Tuesday 29 July 2008

A Momentous Hair Cut

Today, while at the hairdresser's to get my two-monthly trim, I had an itch to write. This itch was provoked by a turban lying on a nearby chair as I sat waiting for my turn. Glancing ahead, I saw a mirror with the reflection of an Indian-looking man, a pair of scissors swiftly moving across his forehead. Glancing below, I saw a garden of dark hair against the light-coloured floorboards of the salon - big and small ringlets forming such intricate patterns that their random beauty almost broke my heart.

Born in a Sikh family, I first cut my hair five years ago when I moved to Australia. I suspect this was the case for the aforementioned gentleman as he later took a picture of his newly hair-shorn self on his phone camera. This photo would now be on its way to friends and lovers, but what about family? I am still reprimanded every time I go home with slightly shorter hair, or unusual layers, or anything deemed too foreign. And despite being independent in every way possible, I occasionally experience pangs of guilt.

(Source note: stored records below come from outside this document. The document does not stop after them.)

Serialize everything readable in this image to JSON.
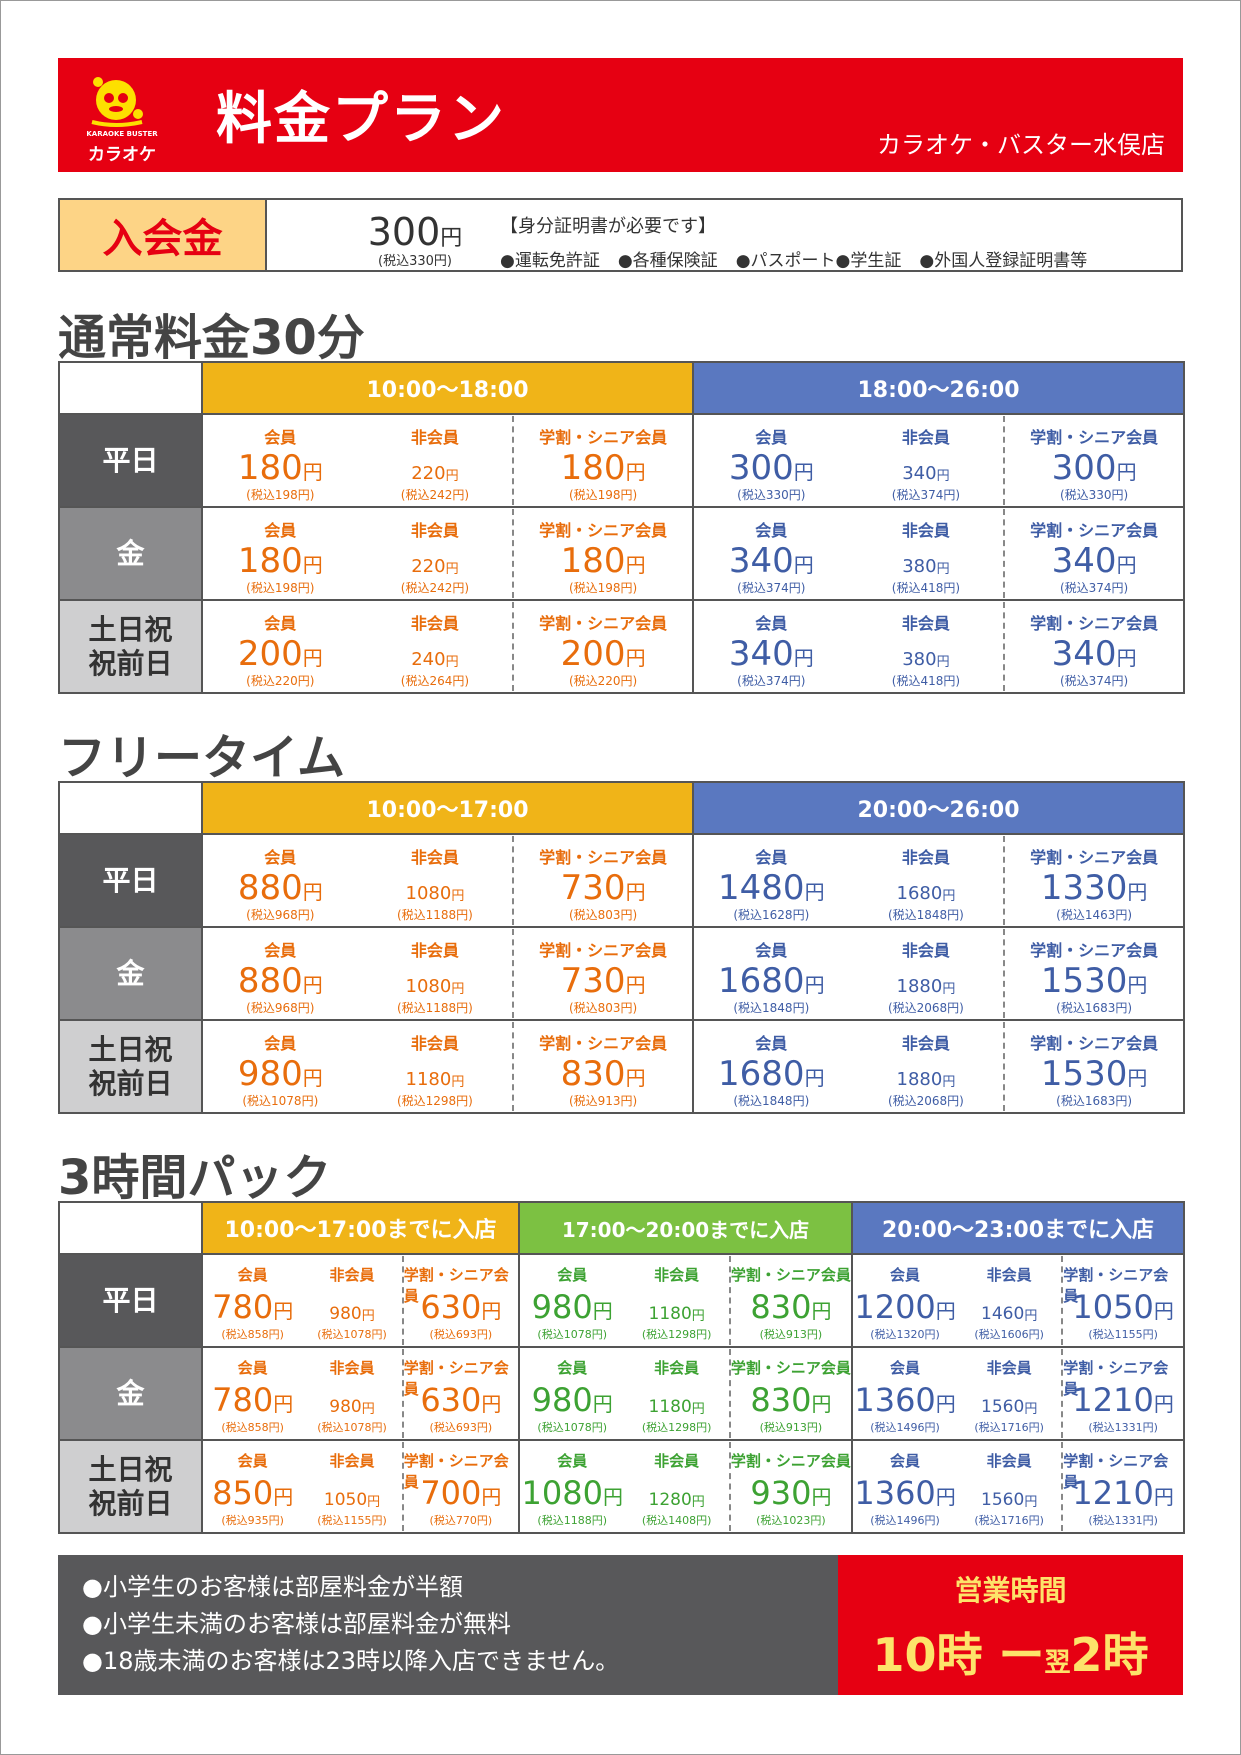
{
  "header": {
    "brand_label": "KARAOKE BUSTER",
    "brand_kana": "カラオケ",
    "title": "料金プラン",
    "store": "カラオケ・バスター水俣店"
  },
  "entry_fee": {
    "label": "入会金",
    "price": "300",
    "yen": "円",
    "tax": "(税込330円)",
    "note_title": "【身分証明書が必要です】",
    "ids": [
      "●運転免許証",
      "●各種保険証",
      "●パスポート●学生証",
      "●外国人登録証明書等"
    ]
  },
  "labels": {
    "member": "会員",
    "nonmember": "非会員",
    "student": "学割・シニア会員",
    "yen": "円"
  },
  "days": [
    "平日",
    "金",
    "土日祝\n祝前日"
  ],
  "sections": {
    "s30": {
      "title": "通常料金30分",
      "periods": [
        {
          "header": "10:00〜18:00",
          "color": "#f0b418",
          "rows": [
            {
              "m": "180",
              "mt": "(税込198円)",
              "n": "220",
              "nt": "(税込242円)",
              "s": "180",
              "st": "(税込198円)"
            },
            {
              "m": "180",
              "mt": "(税込198円)",
              "n": "220",
              "nt": "(税込242円)",
              "s": "180",
              "st": "(税込198円)"
            },
            {
              "m": "200",
              "mt": "(税込220円)",
              "n": "240",
              "nt": "(税込264円)",
              "s": "200",
              "st": "(税込220円)"
            }
          ]
        },
        {
          "header": "18:00〜26:00",
          "color": "#5a78c0",
          "rows": [
            {
              "m": "300",
              "mt": "(税込330円)",
              "n": "340",
              "nt": "(税込374円)",
              "s": "300",
              "st": "(税込330円)"
            },
            {
              "m": "340",
              "mt": "(税込374円)",
              "n": "380",
              "nt": "(税込418円)",
              "s": "340",
              "st": "(税込374円)"
            },
            {
              "m": "340",
              "mt": "(税込374円)",
              "n": "380",
              "nt": "(税込418円)",
              "s": "340",
              "st": "(税込374円)"
            }
          ]
        }
      ]
    },
    "free": {
      "title": "フリータイム",
      "periods": [
        {
          "header": "10:00〜17:00",
          "color": "#f0b418",
          "rows": [
            {
              "m": "880",
              "mt": "(税込968円)",
              "n": "1080",
              "nt": "(税込1188円)",
              "s": "730",
              "st": "(税込803円)"
            },
            {
              "m": "880",
              "mt": "(税込968円)",
              "n": "1080",
              "nt": "(税込1188円)",
              "s": "730",
              "st": "(税込803円)"
            },
            {
              "m": "980",
              "mt": "(税込1078円)",
              "n": "1180",
              "nt": "(税込1298円)",
              "s": "830",
              "st": "(税込913円)"
            }
          ]
        },
        {
          "header": "20:00〜26:00",
          "color": "#5a78c0",
          "rows": [
            {
              "m": "1480",
              "mt": "(税込1628円)",
              "n": "1680",
              "nt": "(税込1848円)",
              "s": "1330",
              "st": "(税込1463円)"
            },
            {
              "m": "1680",
              "mt": "(税込1848円)",
              "n": "1880",
              "nt": "(税込2068円)",
              "s": "1530",
              "st": "(税込1683円)"
            },
            {
              "m": "1680",
              "mt": "(税込1848円)",
              "n": "1880",
              "nt": "(税込2068円)",
              "s": "1530",
              "st": "(税込1683円)"
            }
          ]
        }
      ]
    },
    "pack": {
      "title": "3時間パック",
      "periods": [
        {
          "header": "10:00〜17:00までに入店",
          "color": "#f0b418",
          "rows": [
            {
              "m": "780",
              "mt": "(税込858円)",
              "n": "980",
              "nt": "(税込1078円)",
              "s": "630",
              "st": "(税込693円)"
            },
            {
              "m": "780",
              "mt": "(税込858円)",
              "n": "980",
              "nt": "(税込1078円)",
              "s": "630",
              "st": "(税込693円)"
            },
            {
              "m": "850",
              "mt": "(税込935円)",
              "n": "1050",
              "nt": "(税込1155円)",
              "s": "700",
              "st": "(税込770円)"
            }
          ]
        },
        {
          "header": "17:00〜20:00までに入店",
          "color": "#7cc142",
          "rows": [
            {
              "m": "980",
              "mt": "(税込1078円)",
              "n": "1180",
              "nt": "(税込1298円)",
              "s": "830",
              "st": "(税込913円)"
            },
            {
              "m": "980",
              "mt": "(税込1078円)",
              "n": "1180",
              "nt": "(税込1298円)",
              "s": "830",
              "st": "(税込913円)"
            },
            {
              "m": "1080",
              "mt": "(税込1188円)",
              "n": "1280",
              "nt": "(税込1408円)",
              "s": "930",
              "st": "(税込1023円)"
            }
          ]
        },
        {
          "header": "20:00〜23:00までに入店",
          "color": "#5a78c0",
          "rows": [
            {
              "m": "1200",
              "mt": "(税込1320円)",
              "n": "1460",
              "nt": "(税込1606円)",
              "s": "1050",
              "st": "(税込1155円)"
            },
            {
              "m": "1360",
              "mt": "(税込1496円)",
              "n": "1560",
              "nt": "(税込1716円)",
              "s": "1210",
              "st": "(税込1331円)"
            },
            {
              "m": "1360",
              "mt": "(税込1496円)",
              "n": "1560",
              "nt": "(税込1716円)",
              "s": "1210",
              "st": "(税込1331円)"
            }
          ]
        }
      ]
    }
  },
  "footer": {
    "notes": [
      "●小学生のお客様は部屋料金が半額",
      "●小学生未満のお客様は部屋料金が無料",
      "●18歳未満のお客様は23時以降入店できません。"
    ],
    "hours_title": "営業時間",
    "hours_open": "10時",
    "hours_dash": "ー",
    "hours_next": "翌",
    "hours_close": "2時"
  }
}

Not for breaking some religious code, but simply for missing my former long, thick, straight locks in all their natural unruliness. They are not all gone, simply altered over the course of the last few years. This progressive change has not made me more Australian and less Indian, but it has reflected the changing colours and textures of my inner turmoil as I spend more time overseas. 

Love of Life

I love life so much that to my senses, every moment is a photograph worth capturing - sometimes joyous, at other times imbued with pathos, but mostly beautiful.

Thursday 24 July 2008

Unaccustomed Earth (Aut. Jhumpa Lahiri)

In this book, a collection of eights stories in two parts, Jhumpa Lahiri outdoes the humane literary genius she displayed in The Interpreter of Maladies and The Namesake. Like her previous tales, the most recent ones are about first and second-generation Bengali immigrants in the United States. Her narrative style pays close attention to small, seemingly trivial items that compose the domestic sphere and populate the lives of dis/placed migrants. This sphere is the fragile zone where the negotiation of cultural identity and inter-generational conflict takes place. Also important is the subtlety in the writerly staging of this conflict as rarely do we come across shouting matches or catastrophic events. Instead, there are siblings growing apart, spaces left by dead mothers that the surviving members of the family struggle to fill, inter-cultural marriages and relationships that are often not very different in their love-strife dichotomy from unions arranged by parents, lives variously taken over by lovers and careers, and children who inherit both a heritage and a sense of loss.

As the book progressed, the stories seemed to become more tragic rather than being simple chronicles of the migrant condition. When the flawed hero of the final story jumped into the fatal tidal waves of the oncoming tsunami, I was compelled to confront this question - Are these stories life-affirming or simply realistic? While I, as a displaced reader, would like to cling to any remnant of hope, it appears that Lahiri is keen for this hope to emerge from the loss itself. The loss then, whether cultural or human or material, becomes an absence with the potential to be filled with something else. Something equally flawed, equally tangible.

Monday 14 July 2008

I don't know how to know

Instead of introducing writer-director Adam Brooks's film Definitely, Maybe (2008) with the regular movie title and filmmaker's name that I use for film reviews on this blog, I decided to make an exception this time. Then the question arose - is this film worthy of an exception? A quick skim through Google, IMDB and Wikipedia revealed that although it was released around Valentine's Day this year, the so-called rom-com indeed fared well with the critics. Some even went to the extent of calling it a 'sophisticated chick flick' or a 'seriocom'.

Pre-decided genres, new classifications and critics' opinions aside, what did I think of this film? Aware of the gushing honesty of my next comment, I must now reveal that I felt more than I thought. Even intellectual gems like one of the lead female character's declaration to politcal consultant Will Hayes ('I don't know how to know') evoked an embodied rather than a cerebral response in me. I did not sit down and ponder over the philosophical implications of not knowing, or the historical antecedents of the science of ontology, or the postmodern anarchy resulting from a generation faced with too much choice. Embarking on the film's dialectical journey of the despair of succesive heartbreaks and the hope of potential discovery, I was swayed, moved, tossed and turned until the destination beckoned. And it was a sweet end. Realistic or willing suspension of disbelief? I'll tell you when I know how to know.